Реб Иче умолк, но продолжал шагать по комнате, жевал усы, морщил лоб, как бы рассуждая сам с собой.
— Послушай, о чем я толкую, — сказал он, останавливаясь на другом конце комнаты. — Лет двенадцать назад, тотчас после женитьбы, я не мог освободиться от греховных мыслей и находился целиком на первой ступени. Я ездил тогда в Пшисху. А реб Менделе к тому времени уже прославился. Весь мир говорил о нем. И я подумал: «Съезжу в Коцк». Приехал в Коцк, послал «записочку», просил дать мне силы для служения Богу. Меня позвали. Я зашел. Ребе меня спрашивает: «Куда ты уже ездил?» Я отвечаю: «В Пшисху». «Чего ж ты от меня хочешь? — вскричал ребе. И тут же закричал еще громче: — Осел, если ребе из Пшисхи тебе не помог, я наверняка ничего не смогу сделать! Поезжай назад, доверься ему. Ты еще можешь возродиться. Ты проходишь сейчас первую ступень. Человек должен себя чувствовать грешным, пока материальное покрывает духовное, а когда ты постигнешь слова ребе из Пшисхи, тогда снова приезжай сюда».

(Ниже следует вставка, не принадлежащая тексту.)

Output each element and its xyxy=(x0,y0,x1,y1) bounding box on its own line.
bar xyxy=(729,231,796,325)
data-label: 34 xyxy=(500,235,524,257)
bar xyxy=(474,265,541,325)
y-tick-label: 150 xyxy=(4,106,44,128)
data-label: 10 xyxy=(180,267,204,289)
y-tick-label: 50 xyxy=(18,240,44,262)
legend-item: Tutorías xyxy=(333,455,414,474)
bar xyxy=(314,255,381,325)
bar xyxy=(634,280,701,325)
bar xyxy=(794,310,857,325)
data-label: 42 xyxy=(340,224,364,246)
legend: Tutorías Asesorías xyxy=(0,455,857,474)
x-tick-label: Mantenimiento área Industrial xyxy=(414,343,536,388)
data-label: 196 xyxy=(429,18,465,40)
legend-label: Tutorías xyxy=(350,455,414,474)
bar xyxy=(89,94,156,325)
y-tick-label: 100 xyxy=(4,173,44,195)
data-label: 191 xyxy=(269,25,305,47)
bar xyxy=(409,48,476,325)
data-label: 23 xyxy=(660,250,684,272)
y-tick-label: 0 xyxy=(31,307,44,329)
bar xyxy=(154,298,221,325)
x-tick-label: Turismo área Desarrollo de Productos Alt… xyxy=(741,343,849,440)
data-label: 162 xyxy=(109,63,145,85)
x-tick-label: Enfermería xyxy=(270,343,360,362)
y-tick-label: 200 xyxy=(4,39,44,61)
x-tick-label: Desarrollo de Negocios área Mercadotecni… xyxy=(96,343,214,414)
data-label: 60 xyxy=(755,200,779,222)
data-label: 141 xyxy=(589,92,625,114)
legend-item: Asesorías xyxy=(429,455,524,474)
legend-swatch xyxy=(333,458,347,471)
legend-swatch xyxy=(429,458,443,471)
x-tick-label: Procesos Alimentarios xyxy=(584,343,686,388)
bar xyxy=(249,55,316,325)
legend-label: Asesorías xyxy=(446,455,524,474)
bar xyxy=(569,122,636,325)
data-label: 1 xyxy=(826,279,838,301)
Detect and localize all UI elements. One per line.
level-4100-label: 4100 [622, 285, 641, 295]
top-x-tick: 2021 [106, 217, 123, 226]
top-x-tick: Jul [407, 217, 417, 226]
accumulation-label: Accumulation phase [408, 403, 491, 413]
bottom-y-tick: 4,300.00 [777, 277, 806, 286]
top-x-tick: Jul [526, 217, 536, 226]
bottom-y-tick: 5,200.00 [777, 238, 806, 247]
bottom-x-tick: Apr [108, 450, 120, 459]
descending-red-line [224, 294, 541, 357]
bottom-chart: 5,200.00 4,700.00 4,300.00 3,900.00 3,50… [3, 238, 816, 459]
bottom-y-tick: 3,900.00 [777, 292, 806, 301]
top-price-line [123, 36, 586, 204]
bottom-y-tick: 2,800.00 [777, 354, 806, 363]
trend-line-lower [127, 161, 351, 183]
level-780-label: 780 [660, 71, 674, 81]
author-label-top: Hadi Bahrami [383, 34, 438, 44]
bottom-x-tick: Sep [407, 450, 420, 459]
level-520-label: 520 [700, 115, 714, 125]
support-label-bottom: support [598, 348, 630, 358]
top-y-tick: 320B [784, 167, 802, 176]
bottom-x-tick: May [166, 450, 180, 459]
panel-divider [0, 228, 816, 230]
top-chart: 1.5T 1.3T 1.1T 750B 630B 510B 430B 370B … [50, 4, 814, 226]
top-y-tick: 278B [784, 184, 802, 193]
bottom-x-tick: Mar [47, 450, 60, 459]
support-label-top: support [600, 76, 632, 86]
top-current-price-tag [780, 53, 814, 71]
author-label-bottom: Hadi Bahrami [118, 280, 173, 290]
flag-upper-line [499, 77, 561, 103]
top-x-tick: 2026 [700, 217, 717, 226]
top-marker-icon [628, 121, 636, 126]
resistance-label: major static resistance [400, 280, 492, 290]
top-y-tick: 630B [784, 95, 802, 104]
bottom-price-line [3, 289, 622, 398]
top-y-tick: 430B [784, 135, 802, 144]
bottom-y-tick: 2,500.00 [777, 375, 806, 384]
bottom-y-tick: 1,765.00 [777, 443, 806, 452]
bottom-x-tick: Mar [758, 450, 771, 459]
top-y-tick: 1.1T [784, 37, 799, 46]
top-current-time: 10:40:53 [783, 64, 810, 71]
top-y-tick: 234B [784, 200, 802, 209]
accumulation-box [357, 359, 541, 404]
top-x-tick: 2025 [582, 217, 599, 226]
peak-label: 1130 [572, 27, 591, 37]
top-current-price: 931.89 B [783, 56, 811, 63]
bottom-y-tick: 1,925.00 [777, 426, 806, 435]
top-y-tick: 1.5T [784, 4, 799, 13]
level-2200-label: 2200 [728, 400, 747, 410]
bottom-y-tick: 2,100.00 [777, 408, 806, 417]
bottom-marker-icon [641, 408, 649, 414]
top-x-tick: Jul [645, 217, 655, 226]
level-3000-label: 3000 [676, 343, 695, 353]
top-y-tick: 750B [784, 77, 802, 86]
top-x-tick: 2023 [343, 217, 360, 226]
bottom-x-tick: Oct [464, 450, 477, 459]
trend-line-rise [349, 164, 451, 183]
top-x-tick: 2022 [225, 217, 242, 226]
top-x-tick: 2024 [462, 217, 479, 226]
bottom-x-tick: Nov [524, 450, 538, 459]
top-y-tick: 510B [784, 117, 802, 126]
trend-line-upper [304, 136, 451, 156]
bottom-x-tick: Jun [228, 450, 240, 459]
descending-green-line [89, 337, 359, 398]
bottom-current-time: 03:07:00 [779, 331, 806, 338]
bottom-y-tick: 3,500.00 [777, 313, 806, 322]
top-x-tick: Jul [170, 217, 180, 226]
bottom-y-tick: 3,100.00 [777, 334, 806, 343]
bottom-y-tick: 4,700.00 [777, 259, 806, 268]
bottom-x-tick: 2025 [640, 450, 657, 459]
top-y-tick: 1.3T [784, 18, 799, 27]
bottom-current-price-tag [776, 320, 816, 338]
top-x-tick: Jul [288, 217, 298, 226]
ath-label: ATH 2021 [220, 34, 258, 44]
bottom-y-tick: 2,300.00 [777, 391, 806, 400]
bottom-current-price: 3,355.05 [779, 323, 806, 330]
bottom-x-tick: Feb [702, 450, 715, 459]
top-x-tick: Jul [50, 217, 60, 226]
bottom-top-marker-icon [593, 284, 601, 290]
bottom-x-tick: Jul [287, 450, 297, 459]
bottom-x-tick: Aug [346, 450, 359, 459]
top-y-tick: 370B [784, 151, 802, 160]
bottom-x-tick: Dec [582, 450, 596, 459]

Мордхе еще долго сидел у окна, точно слушая, хотя реб Иче давно уже перестал говорить. Он посмотрел на рдеющее небо, и ему пришло в голову, что это одеяния мести, которые наденет Мессия, когда выйдет из «гнезда птицы». Мордхе сидел счастливый, глядя на пламя, забыв, где он, и воображал, что видит перед собой Мессию — рыжего еврея с огненной бородой, закутанного в пурпурный талес с черными полосами.
Внезапно он вздрогнул. Да как же это может быть, чтобы Мессия оказался рыжим? Он всегда представлял себе Мессию с черной бородой… Печаль разлилась по усталому лицу юноши. Большие серые глаза глядели тоскливо и недоуменно.
Потом Мордхе быстро вскочил с места, хотел что-то сказать доброму реб Иче, но в комнате уже никого не было. С минуту смотрел он на пустое место, где стоял прежде реб Иче. Потом опять сел у открытого окна, подперев голову руками, прислушиваясь, как тоскливо мычат в хлевах коровы.